The batch effect in HD data is not easily detected, but Cage G has a greater IQR than the other samples, which may indicate a batch effect.

## 2.4 Heatmap

Clustering analysis can be used to detect batch effects. Ideally samples with the same treatment will be clustered together, data clustered by batches instead of treatments indicate a batch effect.
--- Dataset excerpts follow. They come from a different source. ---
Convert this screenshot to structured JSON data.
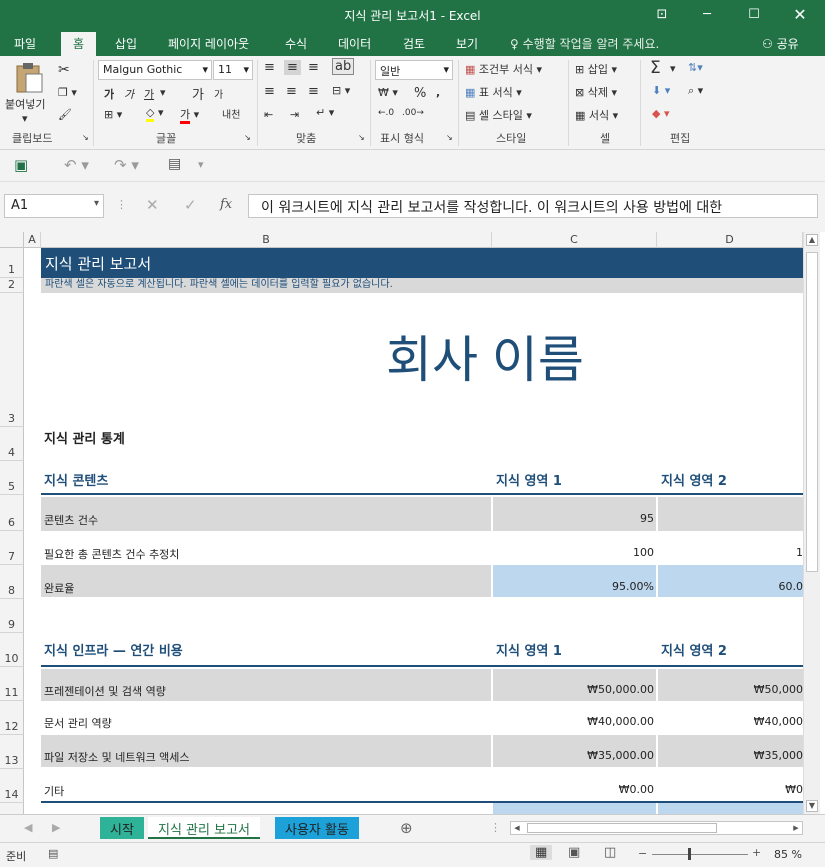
{
  "window": {
    "title": "지식 관리 보고서1 - Excel"
  },
  "ribbon_tabs": [
    "파일",
    "홈",
    "삽입",
    "페이지 레이아웃",
    "수식",
    "데이터",
    "검토",
    "보기"
  ],
  "tell_me": "수행할 작업을 알려 주세요.",
  "share": "공유",
  "ribbon": {
    "paste": "붙여넣기",
    "font_name": "Malgun Gothic",
    "font_size": "11",
    "number_format": "일반",
    "conditional_format": "조건부 서식",
    "table_format": "표 서식",
    "cell_style": "셀 스타일",
    "insert": "삽입",
    "delete": "삭제",
    "format": "서식",
    "group_labels": {
      "clipboard": "클립보드",
      "font": "글꼴",
      "alignment": "맞춤",
      "number": "표시 형식",
      "styles": "스타일",
      "cells": "셀",
      "editing": "편집"
    },
    "bold": "가",
    "italic": "가",
    "underline": "가",
    "grow": "가",
    "shrink": "가",
    "phonetic": "내천",
    "font_color": "가"
  },
  "formula_bar": {
    "name_box": "A1",
    "formula": "이 워크시트에 지식 관리 보고서를 작성합니다. 이 워크시트의 사용 방법에 대한"
  },
  "columns": [
    "A",
    "B",
    "C",
    "D"
  ],
  "rows": [
    "1",
    "2",
    "3",
    "4",
    "5",
    "6",
    "7",
    "8",
    "9",
    "10",
    "11",
    "12",
    "13",
    "14"
  ],
  "sheet": {
    "title": "지식 관리 보고서",
    "subtitle": "파란색 셀은 자동으로 계산됩니다. 파란색 셀에는 데이터를 입력할 필요가 없습니다.",
    "company": "회사 이름",
    "stats_header": "지식 관리 통계",
    "content_header": "지식 콘텐츠",
    "area1": "지식 영역 1",
    "area2": "지식 영역 2",
    "content_rows": [
      {
        "label": "콘텐츠 건수",
        "c": "95",
        "d": ""
      },
      {
        "label": "필요한 총 콘텐츠 건수 추정치",
        "c": "100",
        "d": "1"
      },
      {
        "label": "완료율",
        "c": "95.00%",
        "d": "60.0"
      }
    ],
    "infra_header": "지식 인프라 — 연간 비용",
    "infra_rows": [
      {
        "label": "프레젠테이션 및 검색 역량",
        "c": "₩50,000.00",
        "d": "₩50,000"
      },
      {
        "label": "문서 관리 역량",
        "c": "₩40,000.00",
        "d": "₩40,000"
      },
      {
        "label": "파일 저장소 및 네트워크 액세스",
        "c": "₩35,000.00",
        "d": "₩35,000"
      },
      {
        "label": "기타",
        "c": "₩0.00",
        "d": "₩0"
      }
    ]
  },
  "sheet_tabs": [
    "시작",
    "지식 관리 보고서",
    "사용자 활동"
  ],
  "status": {
    "ready": "준비",
    "zoom": "85 %"
  },
  "colors": {
    "excel_green": "#217346",
    "title_blue": "#1f4e79",
    "gray_band": "#d9d9d9",
    "calc_blue": "#bdd7ee",
    "tab_teal": "#2eb398",
    "tab_cyan": "#1ca2d9"
  }
}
Heatmaps and dendrograms are two common approaches to visualise the clusters.

```
# Sponge data
# scale on OTUs
sponge.tss.clr.scale <- scale(sponge.tss.clr, center = T, scale = T)
# scale on samples
sponge.tss.clr.scale <- scale(t(sponge.tss.clr.scale), center = T, scale = T)
sponge.anno_col <- data.frame(Batch = sponge.batch, Tissue = sponge.trt)
sponge.anno_metabo_colors <- list(Batch = c('1' = '#388ECC', '2' = '#F68B33'),
Tissue = c(C = '#F0E442', E = '#D55E00'))
pheatmap(sponge.tss.clr.scale,
scale = 'none',
cluster_rows = F,
cluster_cols = T,
fontsize_row = 5, fontsize_col = 8,
fontsize = 8,
clustering_distance_rows = 'euclidean',
clustering_method = 'ward.D',
treeheight_row = 30,
annotation_col = sponge.anno_col,
annotation_colors = sponge.anno_metabo_colors,
border_color = 'NA',
main = 'Sponge data - Scaled')
```

In sponge data, samples are preferentially clustered by batch instead of tissue type, indicating a batch effect.

```
# AD data
ad.clr.scale <- scale(ad.clr,center = T, scale = T)
ad.clr.scale <- scale(t(ad.clr.scale), center = T, scale = T)
ad.anno_col <- data.frame(Batch = ad.batch, Treatment = ad.trt)
ad.anno_metabo_colors <- list(Batch = c('09/04/2015' = '#388ECC',
'14/04/2016' = '#F68B33',
'01/07/2016' = '#C2C2C2',
'14/11/2016' = '#009E73',
'21/09/2017' = '#CC79A7'),
Treatment = c('0-0.5' = '#0072B2', '1-2' = '#999999'))
pheatmap(ad.clr.scale,
scale = 'none',
cluster_rows = F,
cluster_cols = T,
fontsize_row = 4, fontsize_col = 6,
fontsize = 8,
clustering_distance_rows = 'euclidean',
clustering_method = 'ward.D',
treeheight_row = 30,
annotation_col = ad.anno_col,
annotation_colors = ad.anno_metabo_colors,
border_color = 'NA',
main = 'AD data - Scaled')
```

In AD data, samples within batch 14/04/2016 are clustered and distinct from other samples, also indicating a batch effect.

```
# HD data
hd.clr.scale <- scale(hd.clr,center = T, scale = T)
hd.clr.scale <- scale(t(hd.clr.scale), center = T, scale = T)
hd.anno_col <- data.frame(Batch = hd.batch, Treatment = hd.trt)
hd.anno_metabo_colors <- list(Batch = c('F' = '#388ECC', 'G' = '#F68B33',
'H' = '#C2C2C2', 'J' = '#009E73'),
Treatment = c('HD' = '#0072B2', 'WT' = '#999999'))
pheatmap(hd.clr.scale,
scale = 'none',
cluster_rows = F,
cluster_cols = T,
fontsize_row = 4, fontsize_col = 6,
fontsize = 8,
clustering_distance_rows = 'euclidean',
clustering_method = 'ward.D',
treeheight_row = 30,
annotation_col = hd.anno_col,
annotation_colors = hd.anno_metabo_colors,
border_color = 'NA',
main = 'HD data - Scaled')
```

The batch effect in HD data is not obvious in this heatmap, as we observe not clustering according to batch.

### Bibliography

Lin, Yingxin, Shila Ghazanfar, Kevin Wang, Johann A Gagnon-Bartsch, Kitty K Lo, Xianbin Su, Ze-Guang Han, et al. 2018. “scMerge: Integration of Multiple Single-Cell Transcriptomics Datasets Leveraging Stable Expression and Pseudo-Replication.” *BioRxiv*. Cold Spring Harbor Laboratory, 393280.